Extinguishers can be as simple and cheap as a ready bucket of wet sand, a bag of old flour. Escape plans should be practiced.

I never did much thinking about fire safety until once, many years years ago, my truck caught fire in a mall parking lot. I was panicked. No extinguisher. No way to deal with the fire other than to let it burn. Out of nowhere a gentlemen appear with a large extinguisher and quite literally saved my truck. I was extremely grateful and offered to compensate him. He refused payment and said "If you really want to thank me, invest in a good extinguisher and keep it in your vehicle. Someday you may be able to provide the same service to someone else."

I took his words to heart and have carried an extinguisher in my vehicle ever since. I've never had the opportunity to use it and, hopefully, never will. But I've always appreciated the fact that a stranger, because he was prepared, was able to save me a great deal of money. But his most important contribution was in causing me to re- evaluate my way of thinking.

Preps don't ensure success, neither do they imply that the worst is certain to happen. But they can make a difference.

-- Arnie Rimmer (, October 21, 1999.

Yup, good point Arnie.

And, just a reminder, daylight saving time ends in 10 days. We all know what to do when we change the clock, don't we?


-- Sysman (, October 21, 1999.

.............a bag of old flour.

:-< How about some TNT instead. Although the flour is hardly flammable, it might explode when you will try to dust it on fire. I would think twice before trying to use flour to extinguish a fire.

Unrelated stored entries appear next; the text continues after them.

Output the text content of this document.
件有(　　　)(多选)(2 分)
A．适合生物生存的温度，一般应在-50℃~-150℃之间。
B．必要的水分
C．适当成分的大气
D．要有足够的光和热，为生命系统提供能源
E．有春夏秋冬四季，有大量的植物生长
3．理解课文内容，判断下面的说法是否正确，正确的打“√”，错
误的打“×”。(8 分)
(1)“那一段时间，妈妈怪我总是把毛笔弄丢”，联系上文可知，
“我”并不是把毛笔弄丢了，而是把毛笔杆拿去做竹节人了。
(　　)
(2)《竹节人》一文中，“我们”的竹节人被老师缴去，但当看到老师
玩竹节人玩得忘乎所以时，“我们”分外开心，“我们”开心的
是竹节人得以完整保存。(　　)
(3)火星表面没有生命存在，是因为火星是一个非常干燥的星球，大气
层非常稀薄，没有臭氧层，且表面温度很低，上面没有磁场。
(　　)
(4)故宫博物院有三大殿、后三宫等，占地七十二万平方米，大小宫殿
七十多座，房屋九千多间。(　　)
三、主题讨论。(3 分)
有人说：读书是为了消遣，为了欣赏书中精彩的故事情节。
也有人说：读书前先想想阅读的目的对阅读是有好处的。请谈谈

-- Boris (, October 21, 1999.

>Old flour

Ummmm. We used to use flour in Civil War re-enacting to simulate shells exploding - the flour burns fabulously, making a huge fireball and smoke.

Try baking soda.


-- Jeff Zurschmeide (, October 21, 1999.

With regard to flour, the above comments are correct. Grain dust can indeed explode - rather forcefully given the right circumstances. I made the comment thinking above how my mother and grandmother used to deal with small grease fires in the kitchen. It was quite effective at smothering the flames. But it was used in relatively small quantities on relatively small fires.

Just as water is inappropriate when dealing with grease or electrical fires, flour would be inappropriate when dealing with large structural fires or where large amounts of dust would result.

Thanks for the reminder and also the alternative baking soda suggestion.

The point I was not making very well is that fire safety does not need to be prohibitively expensive.

-- Arnie Rimmer (, October 21, 1999.

One of the best "field expedient" fire extinguishers I ever saw demonstrated was a couple of cans of soda. Shake VERY well, aim towards fire (buring car engine in my case) and pull tab. Having a second can available for larger fires gives you two doses to smother the flames.

And you don't even have to use big-name, major brand, canned soft drinks. You can buy the store-brand stuff you would never drink for this use.


-- Wildweasel (, October 21, 1999.

Sysman!!! Thanks for reminding me of the smoke detectors. Our detectors run on electricity, not batteries. I'm heading to WalMart tomorrow to get me a couple of detectors. WalMart also has reasonably priced fire extinguishers, no doubt with the power out accidents will happen with candles, etc.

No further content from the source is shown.